The Washington Times - January 30, 2009, 06:44PM

Arrived at Comcast Center early today —- early enough to see Eric Hayes hauling three basketballs out to do plenty of extra shooting more than an hour before practice started.

The thing about the stoic Hayes is you never can really tell when something is wrong. He probably would have done the same thing with the same placid expression if he was playing well.


But, as of late, he is not. Over the last seven games, he’s averaging 7.1 points while shooting 29.5 percent. Since he’s a shooting guard, well, that isn’t very good.

For a team that’s cracked the 70-point plateau once in regulation in six league games, that has to be a source of worry for most people. And Maryland coach Gary Williams certainly falls into that category.

“I’m concerned, but I’m really rooting for Eric because he’s played a lot of good basketball here and is going to play a lot in the future,” Williams said. “It’s just getting through this period. It’s a shame because the last game against Boston College, I saw three —- you coach a long time, you look at it from the bench and you see a guy shoot the ball and it looks like it’s going in. They just rattled, three 3s I think they were.

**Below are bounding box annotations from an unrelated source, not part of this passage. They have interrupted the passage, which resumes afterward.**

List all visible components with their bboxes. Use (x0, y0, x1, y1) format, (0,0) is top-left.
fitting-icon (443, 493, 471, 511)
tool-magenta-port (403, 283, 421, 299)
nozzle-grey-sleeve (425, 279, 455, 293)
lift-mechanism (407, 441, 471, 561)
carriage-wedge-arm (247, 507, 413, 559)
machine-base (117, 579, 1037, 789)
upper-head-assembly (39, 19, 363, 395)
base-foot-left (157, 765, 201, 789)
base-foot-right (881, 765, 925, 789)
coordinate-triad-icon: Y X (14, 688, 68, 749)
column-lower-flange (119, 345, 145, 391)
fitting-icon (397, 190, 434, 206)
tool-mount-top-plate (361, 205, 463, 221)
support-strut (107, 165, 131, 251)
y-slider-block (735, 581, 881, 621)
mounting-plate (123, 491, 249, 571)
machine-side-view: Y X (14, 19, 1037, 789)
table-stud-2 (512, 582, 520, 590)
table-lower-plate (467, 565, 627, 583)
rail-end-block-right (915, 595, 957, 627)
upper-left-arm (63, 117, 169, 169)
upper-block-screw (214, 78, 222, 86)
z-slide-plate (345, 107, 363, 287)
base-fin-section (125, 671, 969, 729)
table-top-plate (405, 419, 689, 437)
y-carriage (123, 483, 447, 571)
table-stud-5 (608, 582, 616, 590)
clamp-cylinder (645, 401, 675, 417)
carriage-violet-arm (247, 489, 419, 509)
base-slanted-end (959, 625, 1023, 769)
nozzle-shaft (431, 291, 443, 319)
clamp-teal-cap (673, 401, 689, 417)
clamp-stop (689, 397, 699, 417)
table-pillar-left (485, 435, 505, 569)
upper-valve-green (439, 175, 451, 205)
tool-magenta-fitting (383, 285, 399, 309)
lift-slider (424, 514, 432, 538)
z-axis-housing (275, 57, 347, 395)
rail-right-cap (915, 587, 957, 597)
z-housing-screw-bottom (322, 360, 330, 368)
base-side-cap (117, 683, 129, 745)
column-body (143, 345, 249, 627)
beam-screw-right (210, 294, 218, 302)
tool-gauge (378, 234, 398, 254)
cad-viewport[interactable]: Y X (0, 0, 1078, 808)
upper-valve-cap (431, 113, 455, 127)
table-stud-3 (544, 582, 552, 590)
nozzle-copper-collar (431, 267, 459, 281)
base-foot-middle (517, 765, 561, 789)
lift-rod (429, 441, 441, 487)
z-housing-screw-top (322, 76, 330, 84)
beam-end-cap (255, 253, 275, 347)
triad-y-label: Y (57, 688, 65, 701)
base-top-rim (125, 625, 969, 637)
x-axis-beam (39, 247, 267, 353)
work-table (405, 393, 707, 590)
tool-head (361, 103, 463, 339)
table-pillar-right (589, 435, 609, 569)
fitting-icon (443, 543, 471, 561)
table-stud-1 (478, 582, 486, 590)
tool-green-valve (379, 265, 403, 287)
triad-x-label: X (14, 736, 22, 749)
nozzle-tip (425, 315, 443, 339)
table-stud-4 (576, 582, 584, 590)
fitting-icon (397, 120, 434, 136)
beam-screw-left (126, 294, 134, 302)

They were all good shots, and they were all taken out of the offense. He was in good rhythm when he took them. They didn’t go in.”

At some stage, though, they probably have to go in. And for the Terps, that time probably needs to be soon.

Maybe even tomorrow night’s game against Miami.

“I think it’s one of those cases where if you can make a couple in a row, I think he’ll be fine,” Williams said. “You look at the video and things like that, there’s nothing wrong with his stroke. It’s just that the ball’s got to go in, and hopefully that will happen tomorrow night.”

Williams said he’s met with Hayes several times to talk things over and has offered support. But words of encouragement can only do so much good, since it is Hayes who has made only 18 of 61 shots since Jan. 6.

“Easy for me, I’m not the guy shooting the ball,” Williams said. “Coaches always have the right things to tell players to get out of a slump. The only thing is, the coach isn’t in a slump. it’s the player. The mental part of that is really tough on anybody in any sport. A batter goes into a slump, he gets a fastball down the middle and he fouls it off and he’s been putting that pitch out of the park the whole life. It just happens. Eric’s been a great scorer his whole life. In high school, he scored a ton of points. Hopefully, he can get it back.”